When I wrote a conceptual article about Hexagonal Architecture, aka Ports and Adapters pattern, my intention was to show an implementation example as well. It’s been a long time, but it's never too late. So here it is, a pragmatic article for sharing my vision of how to implement an application structuring it according to Hexagonal Architecture pattern. As I always do, I try to be faithful to the original pattern and other material from its author, Dr. Alistair Cockburn
First of all, I think that it’s good to remember the main goal of Hexagonal Architecture (Ports and Adapters pattern):
Allow “users” (a human being, another application, a batch script, …) to drive the application “in isolation” from real world devices (databases, files, servers, other applications, …). In particular, test cases are also drivers of the application. Therefore, Hexagonal Architecture allows business logic to be tested in isolation.
This is important to be reminded, because as we will see later during the development process, the application will already be done when we run the test cases against the isolated hexagon and they pass, using “test doubles” for the real world devices that the hexagon depends on.
At that point the business logic will be done. What will be left is adding real adapters for the UI, database, etc. And from that moment on, those acceptance tests will become regression tests, so that we should pass them after every refactoring to prevent and detect business logic leaking from the hexagon.
Regarding the terminology for defining the different kinds of tests, I’ve used the term “acceptance” for the hexagon tests, i.e. the business logic, the application in isolation without the adapters. For other people, acceptance tests are end-to-end tests including adapters. Disqussing the right vocabulary falls out of the scope of this article. Regardless how you name it, what you have to know is which components are you testing.
The goal we’ve just seen is achieved by decoupling business logic from technology, so that we will have a modular structure, with the hexagon at the center, rounded by adapters attached to the hexagon ports. But decoupling isn’t the goal per se, it is just a mechanism to achieve the goal.
In this article I want to show an implementation guide for describing the structure, the development process, and the startup of a hexagonal architecture application, using some kind of design techniques, mainly custom diagrams, and illustrating it with the development of an example application using Java 9.

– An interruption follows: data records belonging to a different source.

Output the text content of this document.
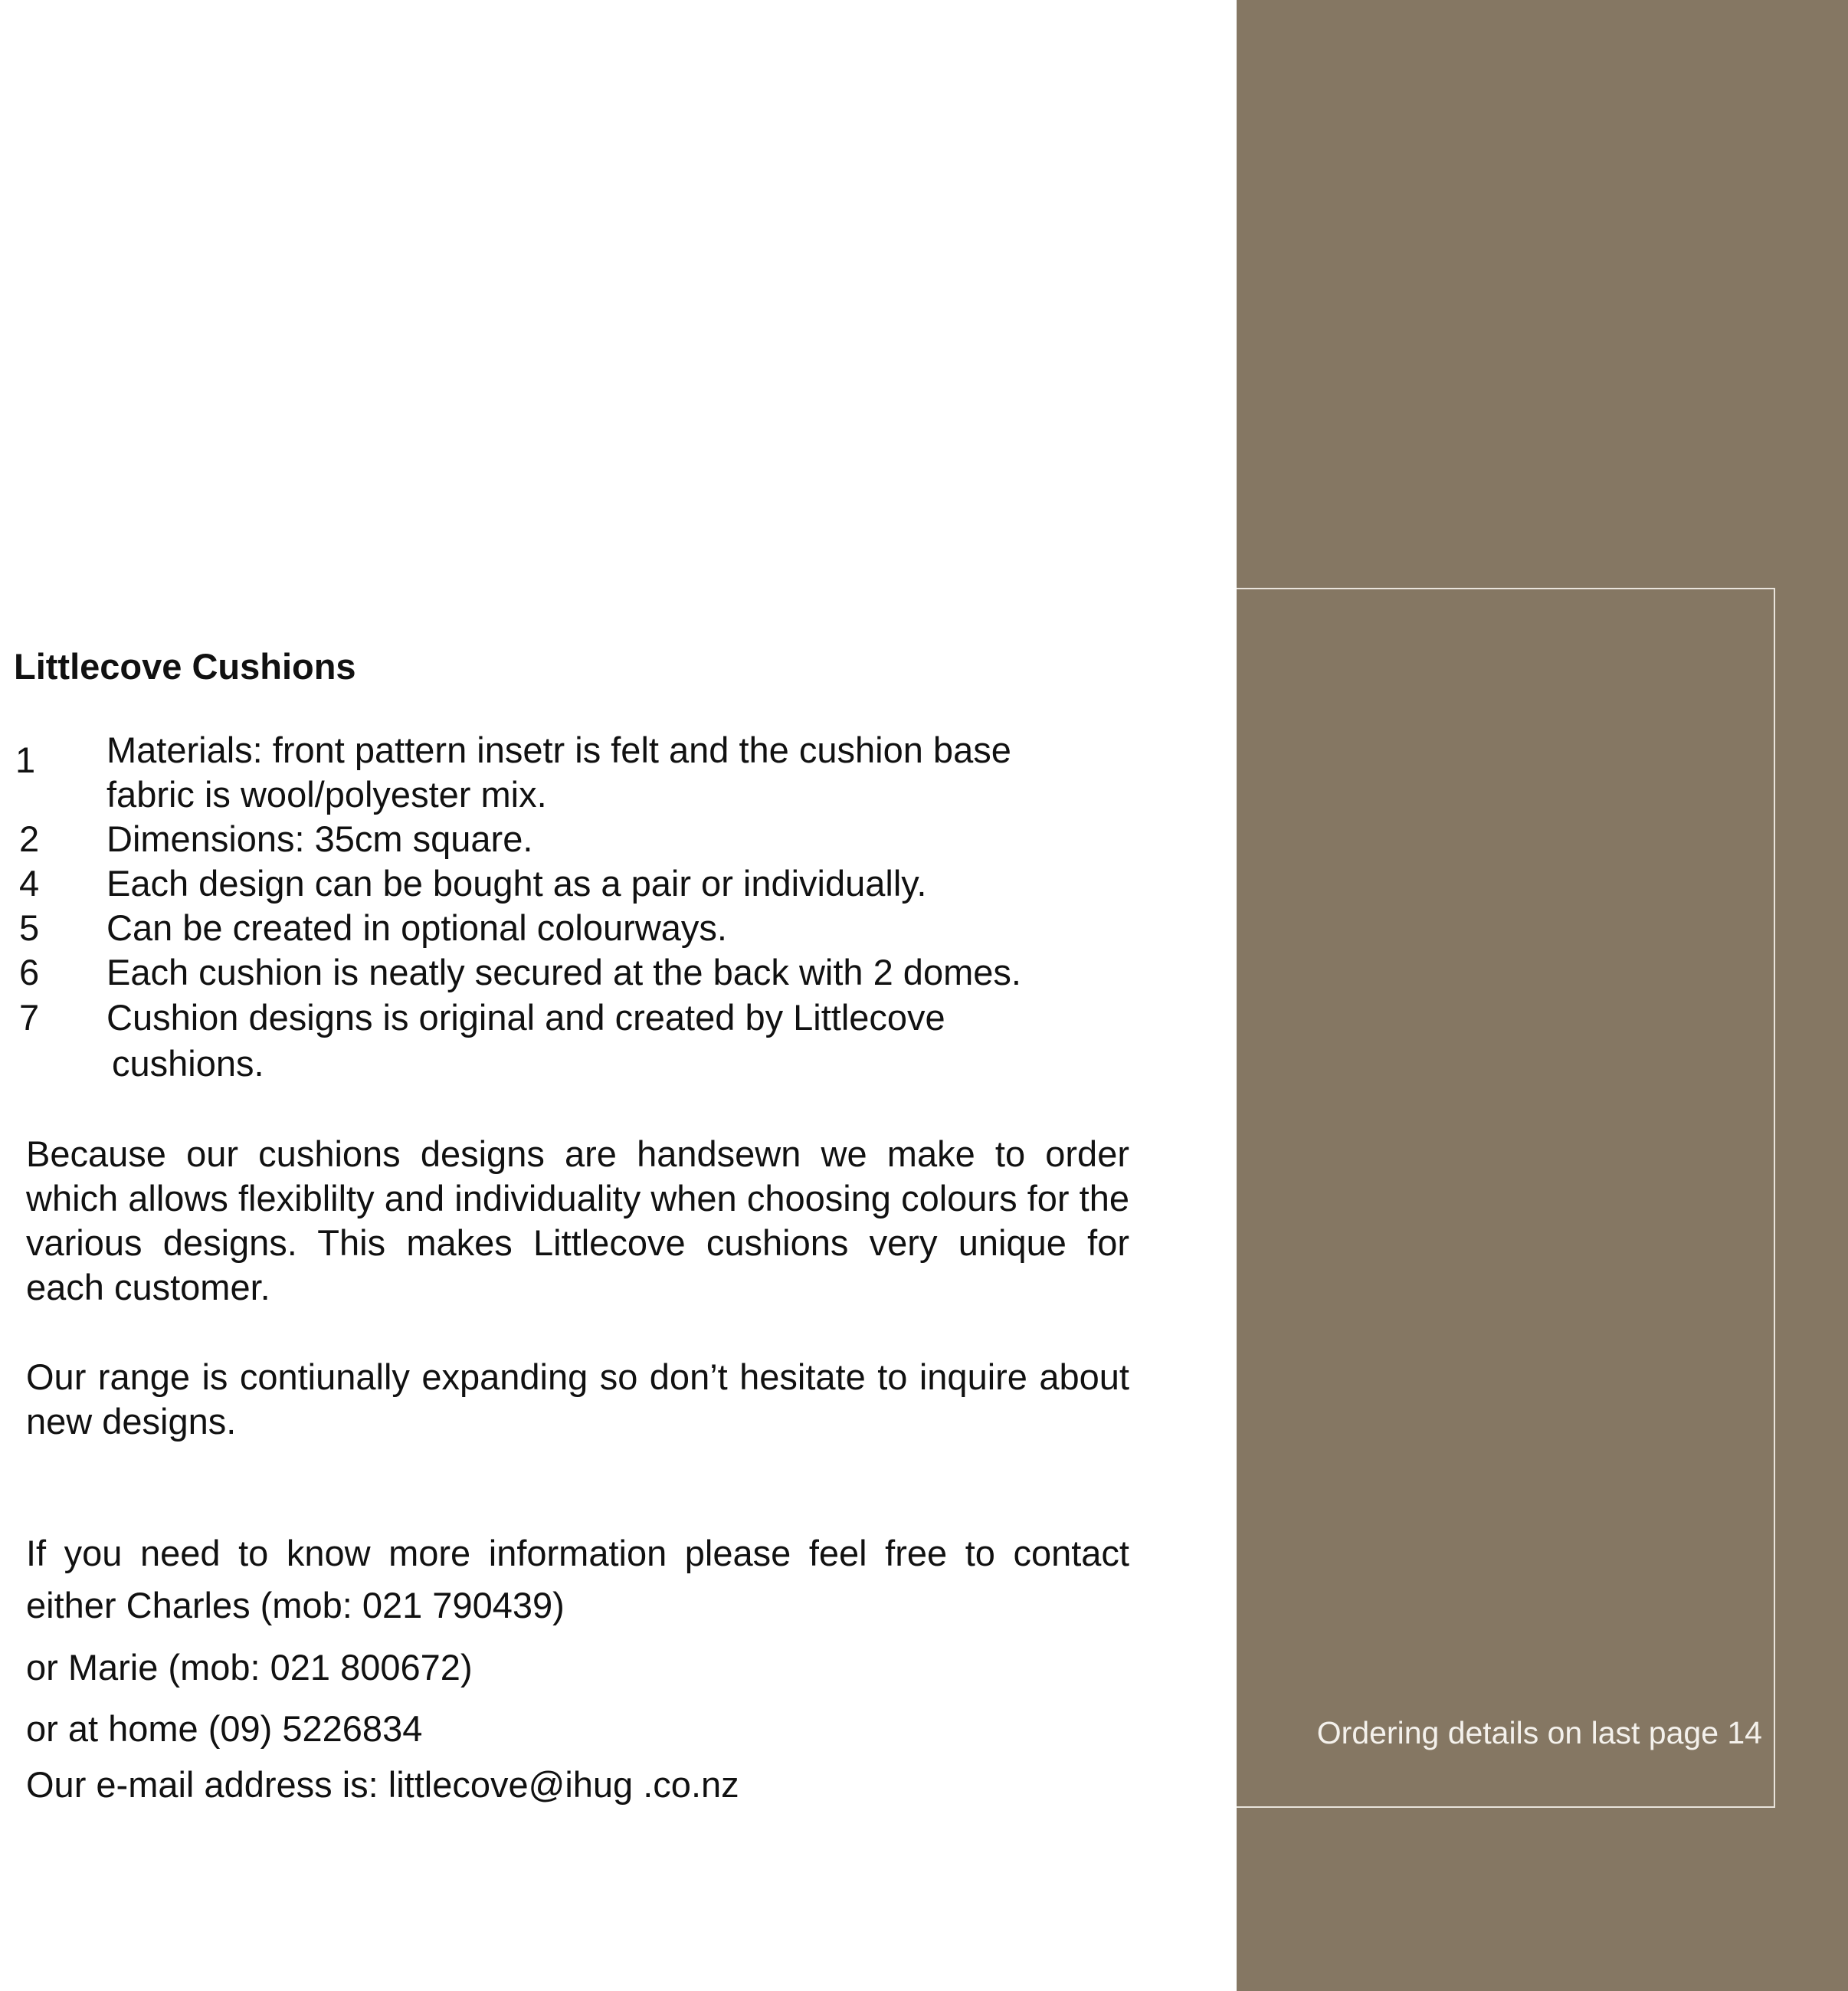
Ordering details on last page 14
Littlecove Cushions
1	Materials: front pattern insetr is felt and the cushion base
fabric is wool/polyester mix.
2	Dimensions: 35cm square.
4	Each design can be bought as a pair or individually.
5	Can be created in optional colourways.
6	Each cushion is neatly secured at the back with 2 domes.
7	Cushion designs is original and created by Littlecove
cushions.
Because our cushions designs are handsewn we make to order which allows flexiblilty and individuality when choosing colours for the various designs. This makes Littlecove cushions very unique for each customer.
Our range is contiunally expanding so don’t hesitate to inquire about new designs.
If you need to know more information please feel free to contact
either Charles (mob: 021 790439)
or Marie (mob: 021 800672)
or at home (09) 5226834
Our e-mail address is: littlecove@ihug .co.nz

However, my intention isn’t just to show the source code of an example in a particular programming language, but to also show the dependencies between the components of the architecture (who knows of whom), and how to configure those dependencies to build and run the whole system, since they are important things to know for a programmer who wants to implement a hexagonal application, regardless of the programming language they use.
Does this mean that the programming language we use for the implementation doesn’t matter? Not at all. It is important, in the sense that you will have to manage to implement the concepts and rules of the application architecture, the better your programming language mechanisms allow you.
When I read about some Java 9 features, they made me think of giving it a try. And I realized that it fits Hexagonal Architecture like a glove. Some reasons why I chose Java 9 are:
It has a modular system that allows the development of fully modular and decoupled applications.
You can add modules at runtime. This is useful for adding new adapters to ports.
It has the so called “services”. A “Java 9 service” is an interface that other modules can implement. These implementations are the “service providers”. Then at runtime Java detects all the available providers, and the “service client” can choose one of them. This is perfect for swapping adapters for a driven port. The port would be a “Java 9 service”, and the available adapters for the port would be “service providers”.
Visibility scopes enhancement. Before Java 9, a public class was visible to the rest of the world. We just had private, package and public scopes. Now with modules, a public class is just visible inside its module. For other modules to see the public class, you have to export the package the class belongs to. To export a package would be like to “publish” its public classes to the outside world. This is great for defining APIs better. For example, a port would be a package of the hexagon module, containing the port interface and other classes that the interface uses. All the other packages wouldn’t be visible to the outside.
It allows to apply the “Configurable Dependency Pattern” without using any framework like Spring to inject dependencies. “Java 9 services” are not exactly the same as dependency injection, because Java 9 does a lookup of implementations instead of dependencies being injected, but using this approach solves the same problem. And it is useful if you want to get rid of dependency injection frameworks.
Along the implementation guide, there will be some points where several alternatives are available. For implementing the example application I choose one of them, but I will always try to explain the others, so that the reader can compare them and choose another one.
Since this article would be very large, I will write and publish it (and the source code as well) in a series of chapters, one by one. We could say that it is going to be a living article, where feedback and opinion from readers are wellcome.
I’ve structured the implementation guide into the following chapters, and each one will be an article on its own. So if you are interested, stay tunned… I will enable these chapters incrementally, as I write and publish them:
Those are my intentions, but then life will decide whether or not I will be able to finish it all. I hope I will though, but who knows?… This is life, and live :)
Last, but not least, I would like to thank Alistair Cockburn for being always there, for always answering to my questions. Thank you very much Alistair.